Suède, 2005. Logiquement et rien qu’avec ces informations ,on s’attendrait plutôt à tomber sur un de ces groupes de Death Metal mélodique de Göteborg comme ce pays c’est si bien le faire. Mais non, on troque les riffs ciselés et métalliques propices à cette scène si connue de l’époque avec Dozer pour partir plutôt du côté du groove et des déserts de l’Arizona. Étonnant et pourtant, Dozer fait parti de ces groupes à avoir pris le pas avec talent sur l’héritage de Kyuss dès 1995 et ce, même si le groupe a toujours gardé cette part d’outsider du genre, car très peu présent sur la scène internationale.
Dozer est discret, trop discret. Il ne fait pas parti de ces tournées qui ont remis le genre au goût du jour. Ils ne sont pas signés chez Napalm Records ou Century Media Records, ils ne sont pas les nouveaux Red Fang, ils ne jouent pas dans les rendez-vous annuels de type Desertfest. On ne les voit pas et on les a presque oubliés. Sauf qu’ils étaient là avant pas mal de monde, sortant au débuts des années 2000 disques après disques, asseyant leur Stoner Rock / Metal de qualité. Mais celles et ceux qui les écoutaient à l’époque n’ont pas oublié : Dozer reste un nom très important de la scène Stoner, bien avant que celle-ci ne revienne à la mode avec de plus en plus de formations Heavy / Doom / Psyché et toutes sortes de déclinaisons. Quand arrive Through The Eyes Of Heathens, les suédois, qui ne le savent pas encore, sortent peut-être l’œuvre la plus aboutie de leur - trop courte - discographie. C’est simple, dans cet album, tout transpire à grosses gouttes le sable chaud, les capots de bagnoles brûlants et ce fumet piquant le gasoil. Comme beaucoup d’album de Stoner me dira-t-on. Soit, mais Dozer c’est vraiment ça, ce Rock 'n Roll de routier, le truc pour avaler les bornes en side-car avec les cactus qui défilent au bord de la route. C’est le bon Stoner. Le mauvais Stoner, bon il voit un truc, il riff, mais c’est du mauvais Stoner, alors que le bon Stoner…

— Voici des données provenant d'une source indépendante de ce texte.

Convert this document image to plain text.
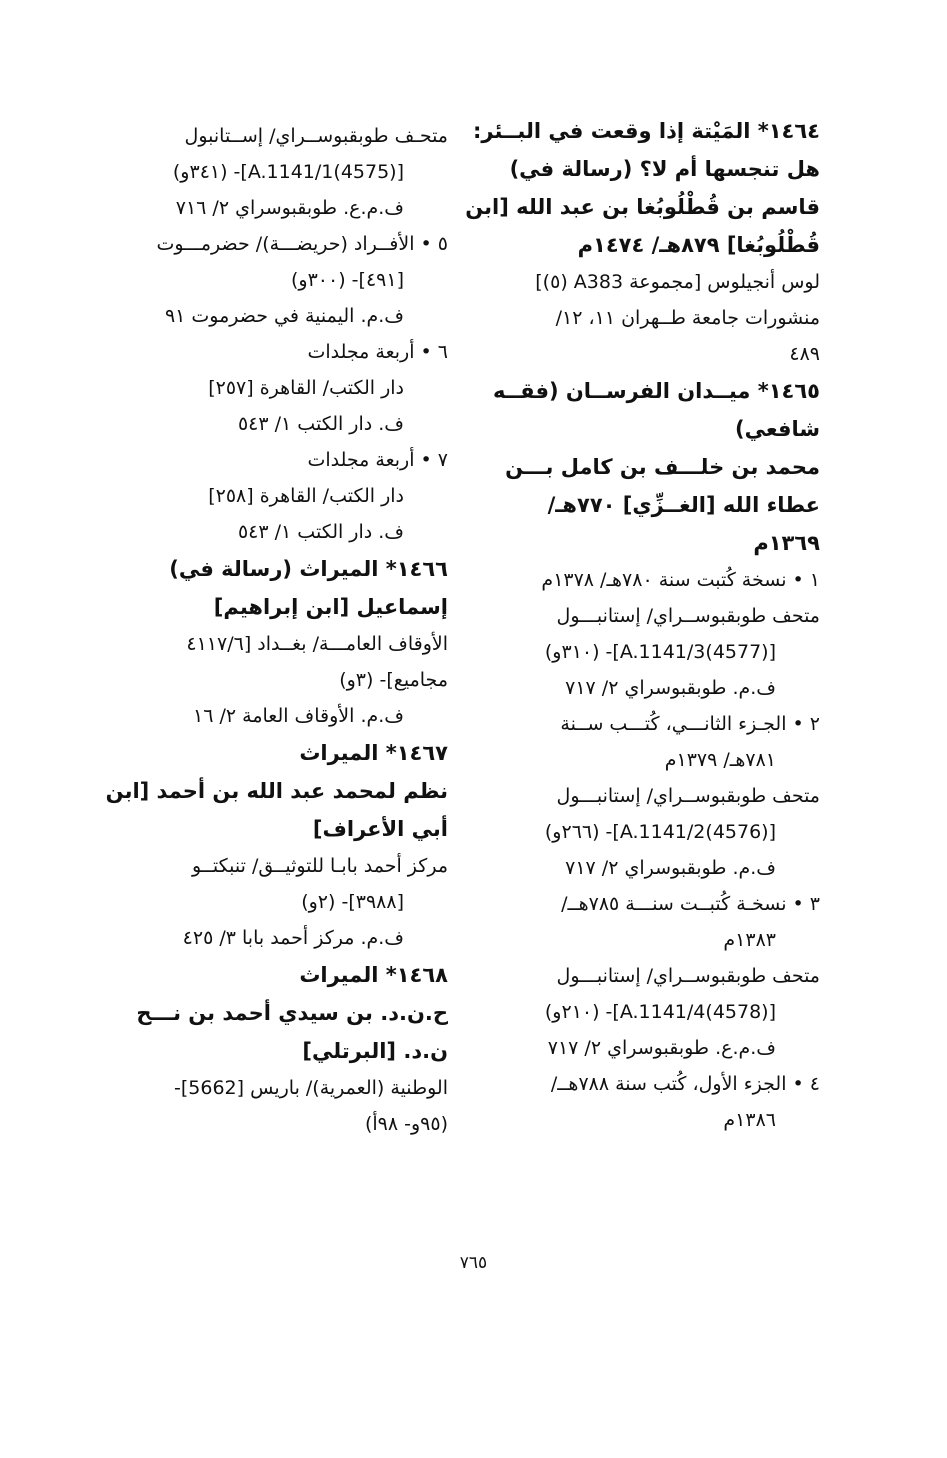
١٤٦٤* المَيْتة إذا وقعت في البــئر:
هل تنجسها أم لا؟ (رسالة في)
قاسم بن قُطْلُوبُغا بن عبد الله [ابن
قُطْلُوبُغا] ٨٧٩هـ/ ١٤٧٤م
لوس أنجيلوس [مجموعة A383 (٥)]
منشورات جامعة طــهران ١١، ١٢/
٤٨٩
١٤٦٥* ميــدان الفرســان (فقــه
شافعي)
محمد بن خلـــف بن كامل بـــن
عطاء الله [الغــزِّي] ٧٧٠هـ/
١٣٦٩م
١ • نسخة كُتبت سنة ٧٨٠هـ/ ١٣٧٨م
متحف طوبقبوســراي/ إستانبـــول
[(4577)A.1141/3]- (٣١٠و)
ف.م. طوبقبوسراي ٢/ ٧١٧
٢ • الجـزء الثانـــي، كُتـــب ســنة
٧٨١هـ/ ١٣٧٩م
متحف طوبقبوســراي/ إستانبـــول
[(4576)A.1141/2]- (٢٦٦و)
ف.م. طوبقبوسراي ٢/ ٧١٧
٣ • نسخـة كُتبــت سنـــة ٧٨٥هــ/
١٣٨٣م
متحف طوبقبوســراي/ إستانبـــول
[(4578)A.1141/4]- (٢١٠و)
ف.م.ع. طوبقبوسراي ٢/ ٧١٧
٤ • الجزء الأول، كُتب سنة ٧٨٨هــ/
١٣٨٦م
متحـف طوبقبوســراي/ إســتانبول
[(4575)A.1141/1]- (٣٤١و)
ف.م.ع. طوبقبوسراي ٢/ ٧١٦
٥ • الأفــراد (حريضـــة)/ حضرمـــوت
[٤٩١]- (٣٠٠و)
ف.م. اليمنية في حضرموت ٩١
٦ • أربعة مجلدات
دار الكتب/ القاهرة [٢٥٧]
ف. دار الكتب ١/ ٥٤٣
٧ • أربعة مجلدات
دار الكتب/ القاهرة [٢٥٨]
ف. دار الكتب ١/ ٥٤٣
١٤٦٦* الميراث (رسالة في)
إسماعيل [ابن إبراهيم]
الأوقاف العامـــة/ بغــداد [٤١١٧/٦
مجاميع]- (٣و)
ف.م. الأوقاف العامة ٢/ ١٦
١٤٦٧* الميراث
نظم لمحمد عبد الله بن أحمد [ابن
أبي الأعراف]
مركز أحمد بابـا للتوثيــق/ تنبكتــو
[٣٩٨٨]- (٢و)
ف.م. مركز أحمد بابا ٣/ ٤٢٥
١٤٦٨* الميراث
ح.ن.د. بن سيدي أحمد بن نـــح
ن.د. [البرتلي]
الوطنية (العمرية)/ باريس [5662]-
(٩٥و- ٩٨أ)
٧٦٥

Plus sérieusement Through The Eyes Of Heathens est une compilation de morceaux ultra accrocheurs, d’enchaînement de titres tous plus efficaces les uns que les autres. Vraiment, Dozer à ce sens du riff gras, huileux, qui te colle à la peau. Comme souvent ça ne réinvente rien, mais qu’est-que ça groove. L’essence du Rock'n Roll donc, toute la différence qui va se faire avec certains groupes de Rock qui sonnent comme des trucs plats et mous du genoux. On appréciera la lourdeur de la basse de Johan tout comme les rythmiques lancées à pleine vitesse de Daniel. En bref, c’est super en place, et ça n’empêche pas le groupe de jouer titres plus mesurés dans le tempo (Days Of Future Past) mais néanmoins très énergique. Autre point fort de la formation suédoise, c’est son chanteur, Frederik, avec une très belle voix, capable de monter dans les aiguës de manière plus confortable que ses homologues, un peu à la croisée d’un Josh Homme (Queens Of The Stone Age) ou de Stephen Brodsky (Cave In), d’ailleurs difficile de ne pas penser à Kyuss et Queens Of The Stone Age avec le morceau Omega Glory. Un des meilleurs titres de l’album c’est The Roof, The River, The Revolver, avec sa guitare imparable, ses roulements de batterie comme une chevauchée et en apothéose, le chant / refrain en delay de Frederik, totalement infaillible. On pourrait également citer l’ouverture du disque sur Drawing Dead, qui ne rougirait pas à figurer parmi les meilleurs morceaux de Karma To Burn. En fait, si tu n’accroches pas dès les vingt premières secondes d’écoute, ce n’est clairement pas fait pour toi. Les refrains de Born A Legend ou Man Of Fire, crois moi, il vont te rester en tête longtemps, et on appréciera de la voix vener de Troy Sanders (Mastodon) sur Until Man Exists No More, sans doute le titre le plus sombre et lourd du disque.
Quitte à faire très simple, Dozer c’est du tout bon. Through The Eyes Of Heathens est un album dans lequel il n’y a rien à jeter, c’est aussi simple que ça. Deux anecdotes pour finir. Truckfighters, autre groupe de Stoner suédois, a sorti son premier et malheureusement sans doute son unique excellent album nommé Gravity X en 2005. Coïncidence ? Et enfin Dozer a enregistré cet album dans une ancienne forteresse de l’armée soviétique en Finlande. Comment fait-on pour sortir un album aussi aride et chaleureux dans un endroit qui évoque la guerre froide ? Vous avez quatre heures.